I expect regex-posix to be slower than regex-pcre. I have not used the new pcre-light. I wrote regex-tdfa — it is pure haskell and not a C library wrapper. There are patterns where regex-pcre will backtrack and take exponentially more time than regex-tdfa's automaton (which is not yet ideal and may get faster).
You're right :)
So what is the lazy bytestring with its multiple buffers doing for you when using PCRE, PCRE-light, or regex-posix? Absolutely nothing. To run against these C libraries the target text is converted to a single buffer, i.e. a CStringLen in Haskell. Thus it is morally converted into a strict bytestring. This may involve copying the logfile into a NEW strict bytestring EVERY TIME you run a match. Please Please Please convert to a strict bytestring and then run regex-pcre or pcre-light (or any of the others).

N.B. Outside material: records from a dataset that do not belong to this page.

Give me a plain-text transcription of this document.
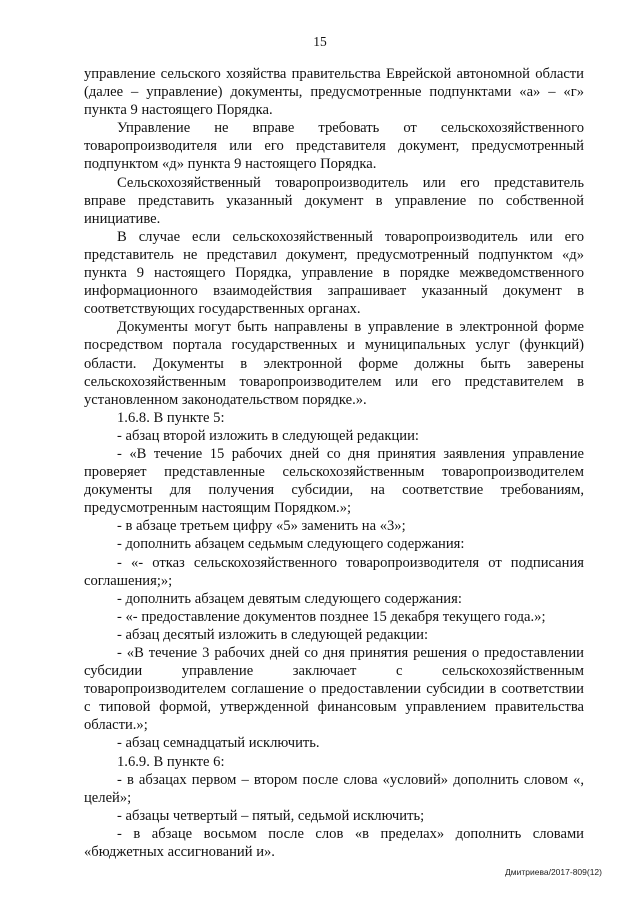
15

управление сельского хозяйства правительства Еврейской автономной области (далее – управление) документы, предусмотренные подпунктами «а» – «г» пункта 9 настоящего Порядка.

Управление не вправе требовать от сельскохозяйственного товаропроизводителя или его представителя документ, предусмотренный подпунктом «д» пункта 9 настоящего Порядка.

Сельскохозяйственный товаропроизводитель или его представитель вправе представить указанный документ в управление по собственной инициативе.

В случае если сельскохозяйственный товаропроизводитель или его представитель не представил документ, предусмотренный подпунктом «д» пункта 9 настоящего Порядка, управление в порядке межведомственного информационного взаимодействия запрашивает указанный документ в соответствующих государственных органах.

Документы могут быть направлены в управление в электронной форме посредством портала государственных и муниципальных услуг (функций) области. Документы в электронной форме должны быть заверены сельскохозяйственным товаропроизводителем или его представителем в установленном законодательством порядке.».

1.6.8. В пункте 5:

- абзац второй изложить в следующей редакции:

- «В течение 15 рабочих дней со дня принятия заявления управление проверяет представленные сельскохозяйственным товаропроизводителем документы для получения субсидии, на соответствие требованиям, предусмотренным настоящим Порядком.»;

- в абзаце третьем цифру «5» заменить на «3»;

- дополнить абзацем седьмым следующего содержания:

- «- отказ сельскохозяйственного товаропроизводителя от подписания соглашения;»;

- дополнить абзацем девятым следующего содержания:

- «- предоставление документов позднее 15 декабря текущего года.»;

- абзац десятый изложить в следующей редакции:

- «В течение 3 рабочих дней со дня принятия решения о предоставлении субсидии управление заключает с сельскохозяйственным товаропроизводителем соглашение о предоставлении субсидии в соответствии с типовой формой, утвержденной финансовым управлением правительства области.»;

- абзац семнадцатый исключить.

1.6.9. В пункте 6:

- в абзацах первом – втором после слова «условий» дополнить словом «, целей»;

- абзацы четвертый – пятый, седьмой исключить;

- в абзаце восьмом после слов «в пределах» дополнить словами «бюджетных ассигнований и».

Дмитриева/2017-809(12)
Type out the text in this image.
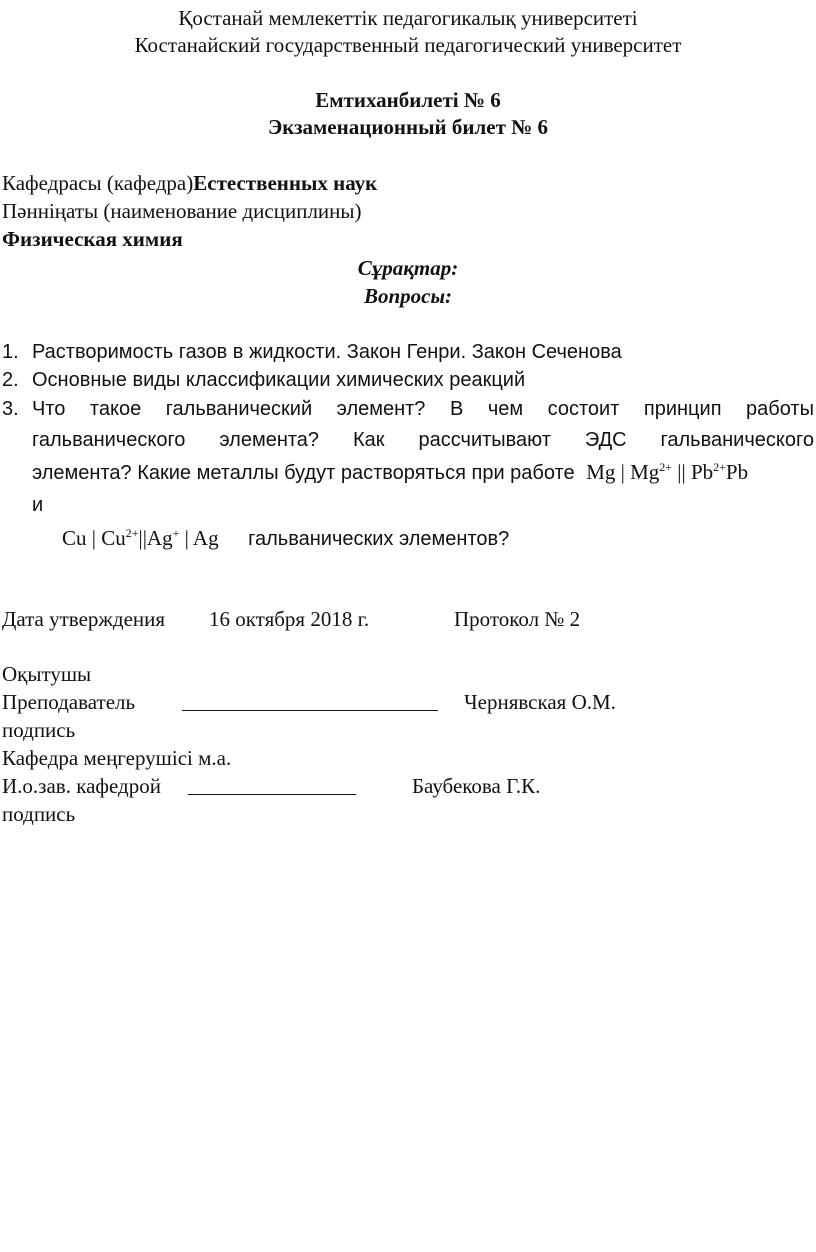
Қостанай мемлекеттік педагогикалық университеті
Костанайский государственный педагогический университет
Емтиханбилеті № 6
Экзаменационный билет № 6
Кафедрасы (кафедра)Естественных наук
Пәнніңаты (наименование дисциплины)
Физическая химия
Сұрақтар:
Вопросы:
1. Растворимость газов в жидкости. Закон Генри. Закон Сеченова
2. Основные виды классификации химических реакций
3. Что такое гальванический элемент? В чем состоит принцип работы
гальванического элемента? Как рассчитывают ЭДС гальванического
элемента? Какие металлы будут растворяться при работе Mg | $Mg^{2+}$ || $Pb^{2+}Pb$
и
Cu | $Cu^{2+}||Ag^+$ | Ag гальванических элементов?
Дата утверждения 16 октября 2018 г.	Протокол № 2
Оқытушы
Преподаватель	Чернявская О.М.
подпись
Кафедра меңгерушісі м.а.
И.о.зав. кафедрой	Баубекова Г.К.
подпись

I'm running the regex on lines of the logfile, not on the whole logfile itself; and I'm running it only once per line, so that doesn't matter much. Actually, that's what I did in the initial version of the program (strictify lines before matching), but then I experimentally got rid of the extra conversion function and performance didn't change at all (anyways, someone was converting that string exactly once, be it me or the package), so I left it that way.
regex-tdfa does not convert it into a strict bytestring, but is otherwise much slower than pcre for your simple pattern.
As for regex-pcre's interface....you should use the API in regex-base to get a pure interface. The RegexLike functions are the pure interface for this, and the RegexContext class offers a slew of instances with useful variants.
Thanks, I didn't know that.
But if you have been getting to the "low level IO API" in regex-pcre then you probably do not need or want the RegexContext transformations.
Is that because of their performance?
And BoyerMoore (which I think I helped optimize): this may be faster because it does not copy your whole Lazy bytestring into a Strict ByteString for each search. But you may wish to test it with a Strict ByteString as input anyway.
-- Chris